Unfortunately, this is not all. The restlessness of Kashmiris does not emanate only from the indifference of Delhi towards Kashmir and its utter insensitivity to the ground realities therein, but also from the direction of the movement, or rather the lack of it. The separatist leadership, divided as it has been, has ceased to lead the people and is rather following them. It is the response of the people, spontaneous most of the time, which is giving relevance to the separatist leadership, at least for last few years. Whether it was the Amarnath agitation, or the Shopian episode, or the present day crisis, it is the streets of Kashmir which have given life to the separatist politics. It is not only the lack of the unity but also lack of imagination of the leadership which has made them static.
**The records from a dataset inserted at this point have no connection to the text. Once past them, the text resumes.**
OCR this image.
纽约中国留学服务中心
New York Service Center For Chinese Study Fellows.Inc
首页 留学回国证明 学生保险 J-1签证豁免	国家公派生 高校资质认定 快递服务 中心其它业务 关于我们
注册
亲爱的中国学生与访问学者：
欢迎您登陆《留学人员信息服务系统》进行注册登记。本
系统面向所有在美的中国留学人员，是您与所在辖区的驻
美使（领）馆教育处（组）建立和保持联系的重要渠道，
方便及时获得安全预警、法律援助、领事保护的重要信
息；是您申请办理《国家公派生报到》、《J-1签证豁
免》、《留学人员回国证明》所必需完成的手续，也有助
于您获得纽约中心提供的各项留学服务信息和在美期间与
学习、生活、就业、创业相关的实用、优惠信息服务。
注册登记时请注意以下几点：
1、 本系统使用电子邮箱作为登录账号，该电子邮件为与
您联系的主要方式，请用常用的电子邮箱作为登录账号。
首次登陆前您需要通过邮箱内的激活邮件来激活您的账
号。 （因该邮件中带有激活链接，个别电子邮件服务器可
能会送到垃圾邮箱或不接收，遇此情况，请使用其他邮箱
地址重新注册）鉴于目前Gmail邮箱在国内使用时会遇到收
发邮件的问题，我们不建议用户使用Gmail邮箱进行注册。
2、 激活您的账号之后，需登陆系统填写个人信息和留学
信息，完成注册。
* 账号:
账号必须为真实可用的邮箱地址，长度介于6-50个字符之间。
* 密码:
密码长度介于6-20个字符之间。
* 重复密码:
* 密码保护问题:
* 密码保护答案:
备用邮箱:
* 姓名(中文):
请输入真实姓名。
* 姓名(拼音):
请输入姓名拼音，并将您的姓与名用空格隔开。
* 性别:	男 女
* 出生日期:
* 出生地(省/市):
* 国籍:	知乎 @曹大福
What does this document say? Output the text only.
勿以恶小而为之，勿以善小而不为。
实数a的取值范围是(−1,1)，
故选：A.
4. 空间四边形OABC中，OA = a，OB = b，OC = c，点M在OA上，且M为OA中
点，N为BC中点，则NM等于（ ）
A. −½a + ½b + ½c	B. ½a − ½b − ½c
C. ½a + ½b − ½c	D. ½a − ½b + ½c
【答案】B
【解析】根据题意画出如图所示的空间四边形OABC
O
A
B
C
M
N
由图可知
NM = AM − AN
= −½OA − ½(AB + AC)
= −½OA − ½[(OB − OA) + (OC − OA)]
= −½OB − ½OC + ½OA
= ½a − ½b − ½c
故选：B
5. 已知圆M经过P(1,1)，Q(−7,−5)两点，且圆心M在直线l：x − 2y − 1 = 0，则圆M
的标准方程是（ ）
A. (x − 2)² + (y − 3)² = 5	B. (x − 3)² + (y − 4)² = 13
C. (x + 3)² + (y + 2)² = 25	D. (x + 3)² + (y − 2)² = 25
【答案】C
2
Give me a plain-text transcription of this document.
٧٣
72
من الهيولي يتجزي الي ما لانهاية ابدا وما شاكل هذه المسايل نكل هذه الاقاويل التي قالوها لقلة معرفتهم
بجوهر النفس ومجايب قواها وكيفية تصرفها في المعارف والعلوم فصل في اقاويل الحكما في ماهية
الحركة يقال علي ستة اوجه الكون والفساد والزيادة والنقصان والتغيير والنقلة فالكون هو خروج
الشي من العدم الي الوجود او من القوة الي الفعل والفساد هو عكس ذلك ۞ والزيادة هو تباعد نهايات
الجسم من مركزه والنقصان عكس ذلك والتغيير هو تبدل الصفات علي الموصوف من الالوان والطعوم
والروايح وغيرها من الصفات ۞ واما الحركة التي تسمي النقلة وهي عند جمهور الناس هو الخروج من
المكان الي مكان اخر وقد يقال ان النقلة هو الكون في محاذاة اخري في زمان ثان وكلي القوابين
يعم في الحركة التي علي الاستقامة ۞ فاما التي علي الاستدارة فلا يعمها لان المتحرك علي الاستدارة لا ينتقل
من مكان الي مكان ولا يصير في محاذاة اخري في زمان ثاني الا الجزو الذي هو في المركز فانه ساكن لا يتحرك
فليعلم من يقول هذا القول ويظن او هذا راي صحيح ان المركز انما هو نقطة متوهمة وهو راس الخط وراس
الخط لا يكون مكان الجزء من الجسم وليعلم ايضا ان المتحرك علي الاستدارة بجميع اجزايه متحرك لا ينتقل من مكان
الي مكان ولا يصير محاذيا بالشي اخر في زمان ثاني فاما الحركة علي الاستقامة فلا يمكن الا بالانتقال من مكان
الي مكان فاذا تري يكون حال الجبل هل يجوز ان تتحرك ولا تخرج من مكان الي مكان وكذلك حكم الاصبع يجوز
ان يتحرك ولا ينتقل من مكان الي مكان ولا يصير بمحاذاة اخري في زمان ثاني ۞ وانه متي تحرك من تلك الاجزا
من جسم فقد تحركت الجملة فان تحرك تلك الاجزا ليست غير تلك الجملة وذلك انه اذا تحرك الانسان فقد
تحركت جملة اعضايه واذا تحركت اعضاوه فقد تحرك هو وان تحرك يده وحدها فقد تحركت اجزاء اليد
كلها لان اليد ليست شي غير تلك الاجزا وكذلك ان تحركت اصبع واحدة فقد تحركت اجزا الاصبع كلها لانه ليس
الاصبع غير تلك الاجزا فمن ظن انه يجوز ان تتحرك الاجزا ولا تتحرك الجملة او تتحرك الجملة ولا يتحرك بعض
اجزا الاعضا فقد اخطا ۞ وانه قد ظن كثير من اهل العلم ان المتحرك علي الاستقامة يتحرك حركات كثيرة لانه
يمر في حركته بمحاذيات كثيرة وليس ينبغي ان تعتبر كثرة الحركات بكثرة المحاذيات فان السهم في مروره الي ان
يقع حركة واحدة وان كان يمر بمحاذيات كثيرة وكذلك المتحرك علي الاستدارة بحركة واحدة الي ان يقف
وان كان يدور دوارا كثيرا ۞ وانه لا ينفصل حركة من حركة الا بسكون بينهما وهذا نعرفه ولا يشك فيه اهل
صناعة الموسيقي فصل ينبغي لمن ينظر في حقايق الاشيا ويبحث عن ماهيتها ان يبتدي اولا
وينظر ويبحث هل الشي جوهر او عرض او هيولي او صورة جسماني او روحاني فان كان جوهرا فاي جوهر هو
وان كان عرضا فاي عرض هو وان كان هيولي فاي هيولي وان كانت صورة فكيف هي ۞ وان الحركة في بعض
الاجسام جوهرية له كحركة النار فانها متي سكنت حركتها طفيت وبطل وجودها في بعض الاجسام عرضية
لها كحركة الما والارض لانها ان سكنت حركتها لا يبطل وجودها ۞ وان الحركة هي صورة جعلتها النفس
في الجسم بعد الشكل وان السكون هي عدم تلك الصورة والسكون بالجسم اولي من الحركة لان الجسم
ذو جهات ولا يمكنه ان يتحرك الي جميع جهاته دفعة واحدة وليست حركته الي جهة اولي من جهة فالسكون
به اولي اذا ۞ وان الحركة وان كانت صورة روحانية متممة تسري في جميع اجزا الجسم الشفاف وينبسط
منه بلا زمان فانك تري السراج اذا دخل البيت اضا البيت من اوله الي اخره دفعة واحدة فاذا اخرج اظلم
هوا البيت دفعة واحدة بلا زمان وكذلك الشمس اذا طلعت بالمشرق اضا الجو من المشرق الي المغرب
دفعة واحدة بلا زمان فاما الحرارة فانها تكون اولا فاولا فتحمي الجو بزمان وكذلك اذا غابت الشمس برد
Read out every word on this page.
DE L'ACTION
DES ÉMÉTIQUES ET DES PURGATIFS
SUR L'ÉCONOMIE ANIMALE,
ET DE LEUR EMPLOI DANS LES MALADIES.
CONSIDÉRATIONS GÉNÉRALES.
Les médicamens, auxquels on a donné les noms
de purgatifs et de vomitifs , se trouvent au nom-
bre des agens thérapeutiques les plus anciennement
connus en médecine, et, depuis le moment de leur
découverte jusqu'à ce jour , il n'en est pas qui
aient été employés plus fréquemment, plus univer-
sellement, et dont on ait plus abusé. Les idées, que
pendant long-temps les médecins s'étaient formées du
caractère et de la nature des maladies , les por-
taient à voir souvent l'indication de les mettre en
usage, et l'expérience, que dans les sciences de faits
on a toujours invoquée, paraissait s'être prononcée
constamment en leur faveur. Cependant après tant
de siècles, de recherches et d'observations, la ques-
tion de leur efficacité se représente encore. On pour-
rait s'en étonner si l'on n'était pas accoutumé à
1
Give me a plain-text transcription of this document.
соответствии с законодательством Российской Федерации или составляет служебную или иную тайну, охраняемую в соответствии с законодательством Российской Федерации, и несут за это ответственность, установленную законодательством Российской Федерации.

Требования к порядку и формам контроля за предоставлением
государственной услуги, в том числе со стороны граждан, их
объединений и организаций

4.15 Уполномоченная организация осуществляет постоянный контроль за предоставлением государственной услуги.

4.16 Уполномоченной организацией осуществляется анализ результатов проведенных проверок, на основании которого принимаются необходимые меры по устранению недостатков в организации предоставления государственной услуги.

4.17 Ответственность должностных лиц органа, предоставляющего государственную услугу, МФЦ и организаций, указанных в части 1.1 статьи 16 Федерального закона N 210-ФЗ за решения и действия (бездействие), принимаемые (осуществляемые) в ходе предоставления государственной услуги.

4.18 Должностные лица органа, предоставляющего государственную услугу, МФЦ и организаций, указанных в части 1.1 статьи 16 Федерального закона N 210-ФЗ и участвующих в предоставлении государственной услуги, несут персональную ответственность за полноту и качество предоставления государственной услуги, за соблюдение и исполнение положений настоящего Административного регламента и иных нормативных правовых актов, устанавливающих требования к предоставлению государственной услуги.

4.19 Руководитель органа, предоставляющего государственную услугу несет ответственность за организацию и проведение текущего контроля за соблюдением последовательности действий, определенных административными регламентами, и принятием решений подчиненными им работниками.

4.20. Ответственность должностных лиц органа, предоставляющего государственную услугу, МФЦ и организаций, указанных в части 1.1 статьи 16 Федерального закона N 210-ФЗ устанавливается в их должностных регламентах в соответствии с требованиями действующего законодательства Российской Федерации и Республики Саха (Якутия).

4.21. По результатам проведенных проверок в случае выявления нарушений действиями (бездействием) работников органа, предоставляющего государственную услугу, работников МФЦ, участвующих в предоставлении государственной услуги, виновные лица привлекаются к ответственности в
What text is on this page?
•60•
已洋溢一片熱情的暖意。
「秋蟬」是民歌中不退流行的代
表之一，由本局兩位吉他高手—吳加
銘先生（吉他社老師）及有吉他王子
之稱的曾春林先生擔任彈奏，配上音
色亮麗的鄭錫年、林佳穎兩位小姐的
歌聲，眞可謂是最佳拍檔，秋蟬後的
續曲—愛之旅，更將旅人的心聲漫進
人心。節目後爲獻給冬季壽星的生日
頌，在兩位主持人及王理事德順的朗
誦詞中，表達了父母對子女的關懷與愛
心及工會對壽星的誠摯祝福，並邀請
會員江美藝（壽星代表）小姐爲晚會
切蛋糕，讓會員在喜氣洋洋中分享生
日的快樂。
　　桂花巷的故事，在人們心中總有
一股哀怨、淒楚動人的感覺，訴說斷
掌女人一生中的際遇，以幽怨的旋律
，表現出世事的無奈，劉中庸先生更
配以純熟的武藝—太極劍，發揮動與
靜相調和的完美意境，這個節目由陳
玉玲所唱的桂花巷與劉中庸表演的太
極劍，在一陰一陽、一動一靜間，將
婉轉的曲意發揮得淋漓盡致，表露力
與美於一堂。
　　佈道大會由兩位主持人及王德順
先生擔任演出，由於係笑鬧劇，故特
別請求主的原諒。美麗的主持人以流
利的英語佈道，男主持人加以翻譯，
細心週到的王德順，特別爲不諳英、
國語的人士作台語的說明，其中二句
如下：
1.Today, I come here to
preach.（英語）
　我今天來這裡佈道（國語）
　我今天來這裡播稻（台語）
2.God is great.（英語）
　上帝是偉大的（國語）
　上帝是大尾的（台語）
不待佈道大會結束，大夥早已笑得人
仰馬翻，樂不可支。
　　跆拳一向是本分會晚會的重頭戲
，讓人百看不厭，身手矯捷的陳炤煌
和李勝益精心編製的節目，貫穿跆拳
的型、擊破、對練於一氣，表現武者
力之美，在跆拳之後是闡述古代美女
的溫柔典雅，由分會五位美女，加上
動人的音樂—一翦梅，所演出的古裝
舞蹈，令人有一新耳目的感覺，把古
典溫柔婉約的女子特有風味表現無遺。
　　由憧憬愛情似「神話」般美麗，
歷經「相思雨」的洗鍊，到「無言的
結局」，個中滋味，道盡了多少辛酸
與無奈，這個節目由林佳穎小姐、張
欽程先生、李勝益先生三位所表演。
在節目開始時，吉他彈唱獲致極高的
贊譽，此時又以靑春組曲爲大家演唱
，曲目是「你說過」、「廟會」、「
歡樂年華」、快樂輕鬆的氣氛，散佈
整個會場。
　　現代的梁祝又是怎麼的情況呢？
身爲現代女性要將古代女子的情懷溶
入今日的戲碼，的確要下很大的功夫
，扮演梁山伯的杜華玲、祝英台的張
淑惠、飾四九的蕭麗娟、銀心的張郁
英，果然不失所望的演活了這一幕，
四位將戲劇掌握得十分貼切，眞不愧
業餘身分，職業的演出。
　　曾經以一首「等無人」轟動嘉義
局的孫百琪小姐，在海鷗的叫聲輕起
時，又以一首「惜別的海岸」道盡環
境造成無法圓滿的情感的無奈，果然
With the movement going adrift in the absence of the direction from above, there is a strong sense of apprehension in the Valley that if people do not assert their separatist sentiments in a forceful manner, they will be taken for granted and the ‘sacrifices’ of thousands of lives during the last two decades of the conflict will be wasted. That is the reason that it does not raise many brows in the valley that the burden of leading the movement is now borne by the teenagers.
Unfortunately, the movement is not only being defined through the ‘agency’ of teenagers, but also through their dead bodies. It reflects a very deep rooted crisis of the movement, especially of the leadership, but also of the political and civil society.